Minhas profundas divergências ideológicas com a Folha de S.Paulo abundam até para a critica de cinema. Não é a primeira vez. O crítico Inácio Araújo não gostou de “Rebobine, por favor”, de Michel Gondry, segundo ele de um humor sem brilho. Não, não é. Não esperem apenas boas piadas, embora existam. O filme tem uma bela poesia e traz uma reflexão interessante para todos, paradoxalmente feita pela própria indústria cultural: o cinema tem agora um novo desafio com a digitalização e a internet. Como será esse novo modelo de negócio? O que amplas massas querem e estão dizendo a esse monopólio? Basta pensar. Sugiro que leiam Felipe Macedo, no Diplô. Segundo ele, o cinema mudou pouco até o advento das tecnologias digitais. O modelo básico de produção, de circulação e de exibição permaneceu o mesmo.
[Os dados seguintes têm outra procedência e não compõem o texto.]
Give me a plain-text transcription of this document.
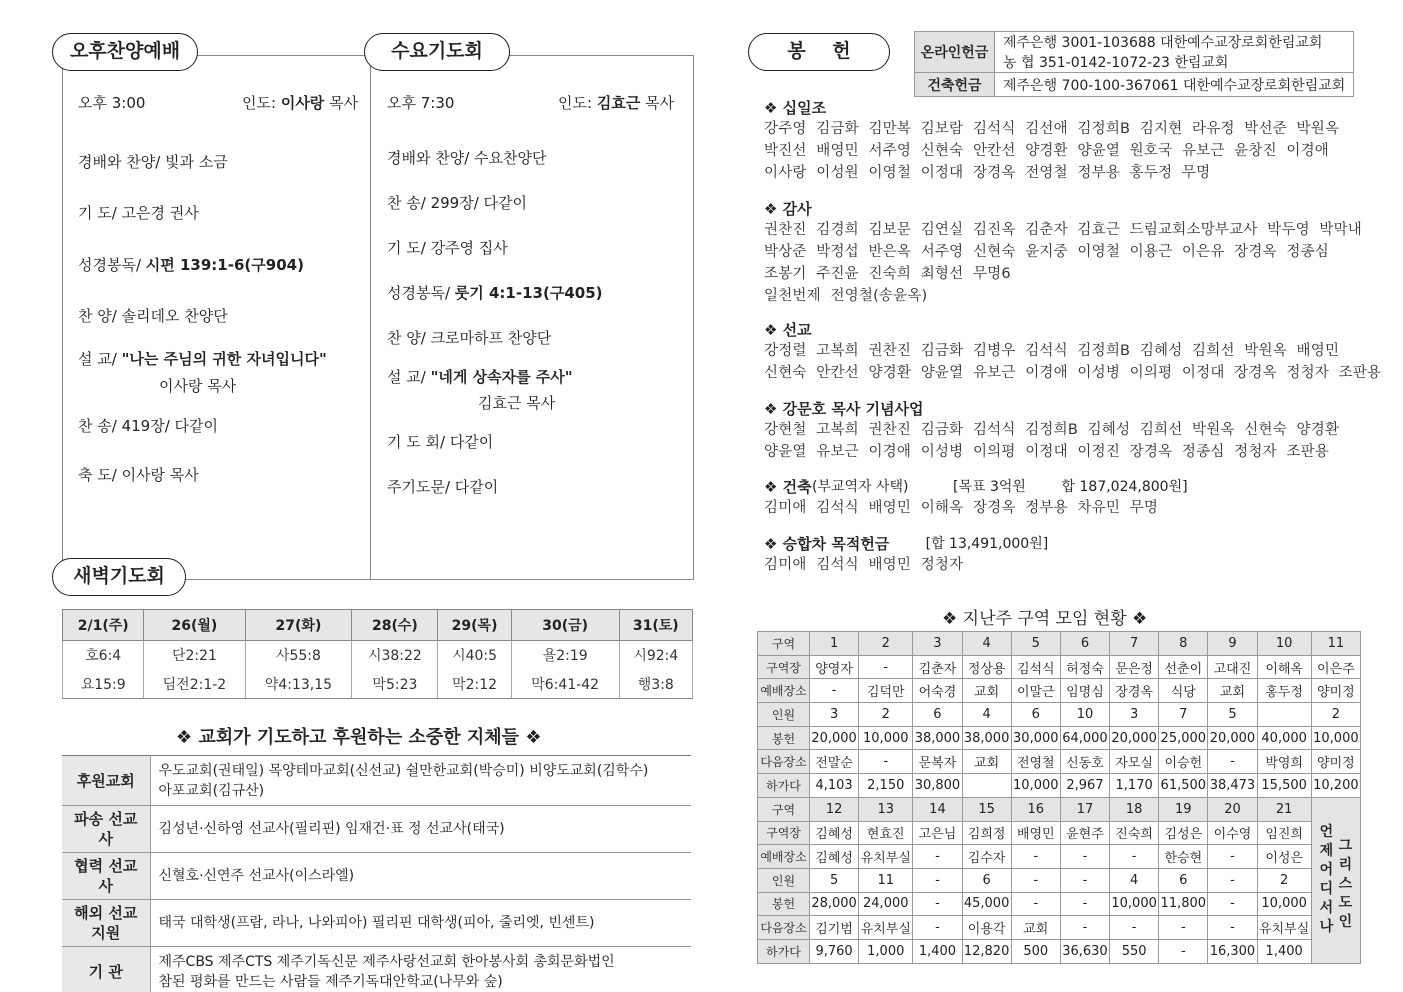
오후찬양예배	수요기도회
오후 3:00	인도: 이사랑 목사
경배와 찬양/ 빛과 소금
기 도/ 고은경 권사
성경봉독/ 시편 139:1-6(구904)
찬 양/ 솔리데오 찬양단
설 교/ "나는 주님의 귀한 자녀입니다"
이사랑 목사
찬 송/ 419장/ 다같이
축 도/ 이사랑 목사
오후 7:30	인도: 김효근 목사
경배와 찬양/ 수요찬양단
찬 송/ 299장/ 다같이
기 도/ 강주영 집사
성경봉독/ 룻기 4:1-13(구405)
찬 양/ 크로마하프 찬양단
설 교/ "네게 상속자를 주사"
김효근 목사
기 도 회/ 다같이
주기도문/ 다같이
새벽기도회
2/1(주)	26(월)	27(화)	28(수)	29(목)	30(금)	31(토)
호6:4	단2:21	사55:8	시38:22	시40:5	욜2:19	시92:4
요15:9	딤전2:1-2	약4:13,15	막5:23	막2:12	막6:41-42	행3:8
❖ 교회가 기도하고 후원하는 소중한 지체들 ❖
후원교회	우도교회(권태일) 목양테마교회(신선교) 쉴만한교회(박승미) 비양도교회(김학수)
아포교회(김규산)

파송 선교사	김성년·신하영 선교사(필리핀) 임재건·표 정 선교사(태국)
협력 선교사	신혈호·신연주 선교사(이스라엘)
해외 선교지원	태국 대학생(프람, 라나, 나와피아) 필리핀 대학생(피아, 줄리엣, 빈센트)
기 관	제주CBS 제주CTS 제주기독신문 제주사랑선교회 한아봉사회 총회문화법인
참된 평화를 만드는 사람들 제주기독대안학교(나무와 숲)
봉    헌	온라인헌금	제주은행 3001-103688 대한예수교장로회한림교회
	농 협 351-0142-1072-23 한림교회
건축헌금	제주은행 700-100-367061 대한예수교장로회한림교회
❖ 십일조
강주영  김금화  김만복  김보람  김석식  김선애  김정희B  김지현  라유정  박선준  박원옥
박진선  배영민  서주영  신현숙  안칸선  양경환  양윤열  원호국  유보근  윤창진  이경애
이사랑  이성원  이영철  이정대  장경옥  전영철  정부용  홍두정  무명
❖ 감사
권찬진  김경희  김보문  김연실  김진옥  김춘자  김효근  드림교회소망부교사  박두영  박막내
박상준  박정섭  반은옥  서주영  신현숙  윤지중  이영철  이용근  이은유  장경옥  정종심
조봉기  주진윤  진숙희  최형선  무명6
일천번제  전영철(송윤옥)
❖ 선교
강정렬  고복희  권찬진  김금화  김병우  김석식  김정희B  김혜성  김희선  박원옥  배영민
신현숙  안칸선  양경환  양윤열  유보근  이경애  이성병  이의평  이정대  장경옥  정청자  조판용
❖ 강문호 목사 기념사업
강현철  고복희  권찬진  김금화  김석식  김정희B  김혜성  김희선  박원옥  신현숙  양경환
양윤열  유보근  이경애  이성병  이의평  이정대  이정진  장경옥  정종심  정청자  조판용
❖ 건축 (부교역자 사택)          [목표 3억원        합 187,024,800원]
김미애  김석식  배영민  이해옥  장경옥  정부용  차유민  무명
❖ 승합차 목적헌금 [합 13,491,000원]
김미애  김석식  배영민  정청자
❖ 지난주 구역 모임 현황 ❖
구역	1	2	3	4	5	6	7	8	9	10	11
구역장	양영자	-	김춘자	정상용	김석식	허정숙	문은정	선춘이	고대진	이해옥	이은주
예배장소	-	김덕만	어숙경	교회	이말근	임명심	장경옥	식당	교회	홍두정	양미정
인원	3	2	6	4	6	10	3	7	5		2
봉헌	20,000	10,000	38,000	38,000	30,000	64,000	20,000	25,000	20,000	40,000	10,000
다음장소	전말순	-	문복자	교회	전영철	신동호	자모실	이승헌	-	박영희	양미정
하가다	4,103	2,150	30,800		10,000	2,967	1,170	61,500	38,473	15,500	10,200
구역	12	13	14	15	16	17	18	19	20	21	언제어디서나
그리스도인

구역장	김혜성	현효진	고은님	김희정	배영민	윤현주	진숙희	김성은	이수영	임진희	
예배장소	김혜성	유치부실	-	김수자	-	-	-	한승현	-	이성은	
인원	5	11	-	6	-	-	4	6	-	2	
봉헌	28,000	24,000	-	45,000	-	-	10,000	11,800	-	10,000	
다음장소	김기범	유치부실	-	이용각	교회	-	-	-	-	유치부실	
하가다	9,760	1,000	1,400	12,820	500	36,630	550	-	16,300	1,400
Agora há um paradigma novo, com novos processos onde até a difusão já não precisa ser física. E acrescenta que este novo desafio tem muitas semelhanças com a época do surgimento do cinema. Quando, por duas décadas, muito foi tentado e discutido para formatar o cinema como o conhecemos hoje.
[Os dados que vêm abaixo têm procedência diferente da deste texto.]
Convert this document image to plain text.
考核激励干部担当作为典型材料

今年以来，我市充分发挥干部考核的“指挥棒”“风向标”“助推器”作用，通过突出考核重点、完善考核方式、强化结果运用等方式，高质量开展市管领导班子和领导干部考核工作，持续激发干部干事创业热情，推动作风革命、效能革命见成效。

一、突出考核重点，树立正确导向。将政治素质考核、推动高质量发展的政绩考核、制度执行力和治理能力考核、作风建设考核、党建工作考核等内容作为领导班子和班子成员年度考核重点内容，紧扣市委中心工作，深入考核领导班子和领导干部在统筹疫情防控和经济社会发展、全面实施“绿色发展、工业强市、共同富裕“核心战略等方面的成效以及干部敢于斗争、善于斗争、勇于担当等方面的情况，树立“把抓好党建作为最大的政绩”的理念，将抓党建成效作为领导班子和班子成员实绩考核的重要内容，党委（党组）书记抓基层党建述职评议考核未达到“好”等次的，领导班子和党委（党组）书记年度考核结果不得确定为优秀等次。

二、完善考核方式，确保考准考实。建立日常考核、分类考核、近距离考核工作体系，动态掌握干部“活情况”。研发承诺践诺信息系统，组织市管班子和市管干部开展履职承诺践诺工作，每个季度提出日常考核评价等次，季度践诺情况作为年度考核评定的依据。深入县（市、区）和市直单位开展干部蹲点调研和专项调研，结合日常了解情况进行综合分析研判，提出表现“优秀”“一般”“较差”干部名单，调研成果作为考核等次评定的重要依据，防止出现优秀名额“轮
É o que a comédia consegue provocar. Elroy Fletcher (Danny Glover) é dono de uma decadente locadora de blockbusters. Vive pressionado pela prefeitura para mudar ou adaptar seu prédio a novas posturas. Sem dinheiro, faz uma viagem para pensar e deixa seu negócio nas mãos do atolado empregado Mike (Mos Def) e inadvertidamente na de seu amigo mecânico Jerry (Jack Black). A primeira e decisiva trapalhada de Jerry é desmagnetizar todo o arquivo de fitas VHS. Em pânico, a dupla resolve refilmar cada fita, conforme sua demanda. São os melhores momentos, onde títulos notórios do cinemão americano são recriados nos mais toscos e criativos recursos. Um exemplo: descobrem que na antiquada câmera há um botão para a imagem ficar em negativo, o que poderia sugerir a filmagem à noite. Mas como os atores ficavam irreconhecíveis, xerocam seus rostos em negativo para serem usados como máscaras. O resultado é hilário.
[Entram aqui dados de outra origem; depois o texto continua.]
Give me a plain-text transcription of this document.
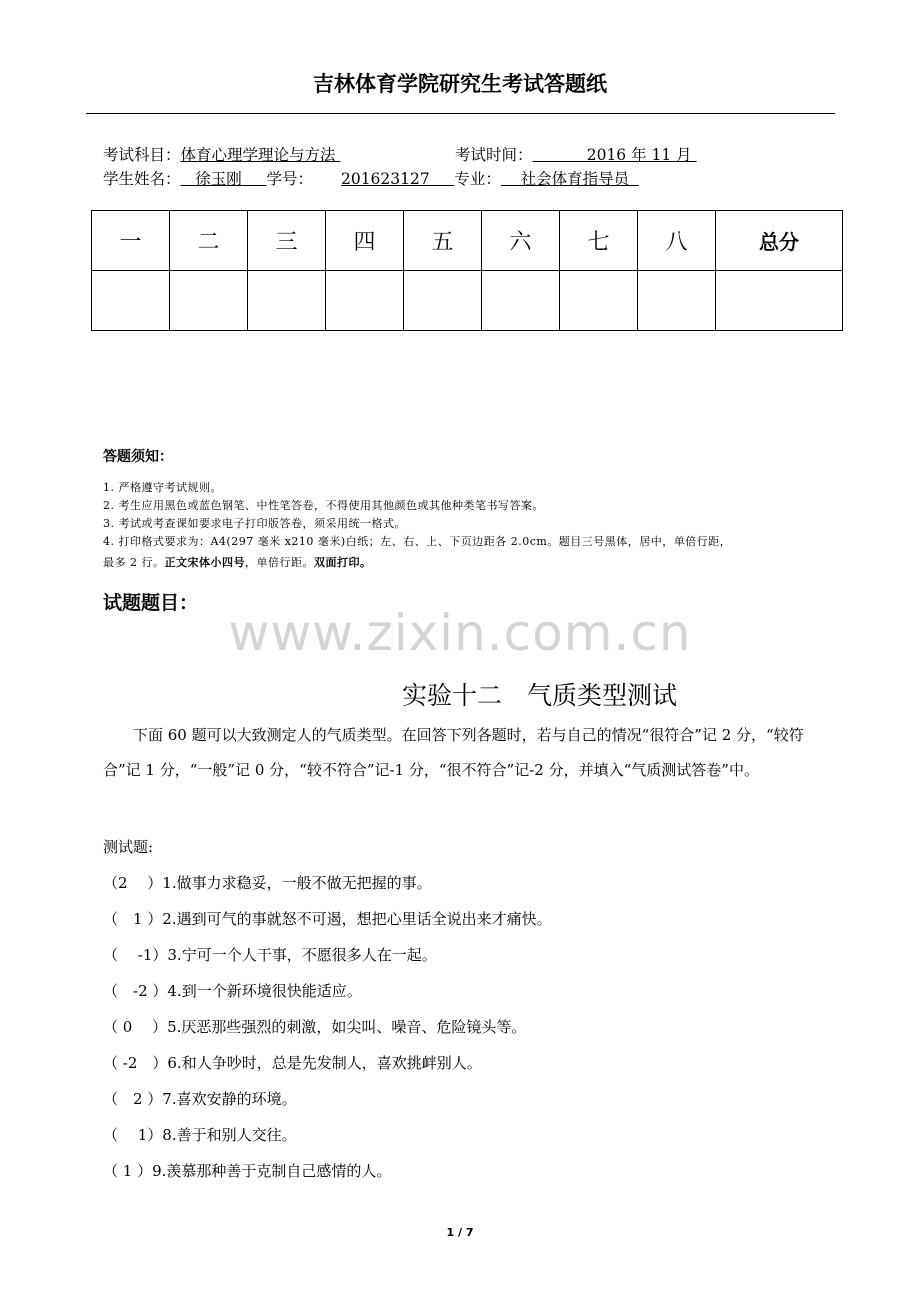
吉林体育学院研究生考试答题纸
考试科目：体育心理学理论与方法	考试时间：	2016 年 11 月
学生姓名： 徐玉刚 学号： 201623127 专业： 社会体育指导员
一	二	三	四	五	六	七	八	总分

答题须知：
1. 严格遵守考试规则。
2. 考生应用黑色或蓝色钢笔、中性笔答卷，不得使用其他颜色或其他种类笔书写答案。
3. 考试或考查课如要求电子打印版答卷，须采用统一格式。
4. 打印格式要求为：A4(297 毫米 x210 毫米)白纸；左、右、上、下页边距各 2.0cm。题目三号黑体，居中，单倍行距，
最多 2 行。正文宋体小四号，单倍行距。双面打印。
试题题目：
www.zixin.com.cn
实验十二　气质类型测试
下面 60 题可以大致测定人的气质类型。在回答下列各题时，若与自己的情况“很符合”记 2 分，“较符合”记 1 分，“一般”记 0 分，“较不符合”记-1 分，“很不符合”记-2 分，并填入“气质测试答卷”中。
测试题:
（2　 ）1.做事力求稳妥，一般不做无把握的事。
（　1 ）2.遇到可气的事就怒不可遏，想把心里话全说出来才痛快。
（　 -1）3.宁可一个人干事，不愿很多人在一起。
（　-2 ）4.到一个新环境很快能适应。
（ 0　 ）5.厌恶那些强烈的刺激，如尖叫、噪音、危险镜头等。
（ -2　）6.和人争吵时，总是先发制人，喜欢挑衅别人。
（　2 ）7.喜欢安静的环境。
（　 1）8.善于和别人交往。
（ 1 ）9.羡慕那种善于克制自己感情的人。
1 / 7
O negócio bomba quando a comunidade local descobre a nova arte da dupla. E de meros espectadores passam para participantes ativos nas produções, como técnicos e atores. Uma ótima metáfora com a nova geração YouTube, onde alguns toscos filmes são hoje mais vistos do que muitas produções da indústria. Quando sabemos que no Brasil mais de 60% dos jovens entre 15 e 29 anos nunca foram ao cinema e 92% dos municípios não têm sequer uma sala para exibição, o filme da indústria americana tem muito mais a dizer além das piadas.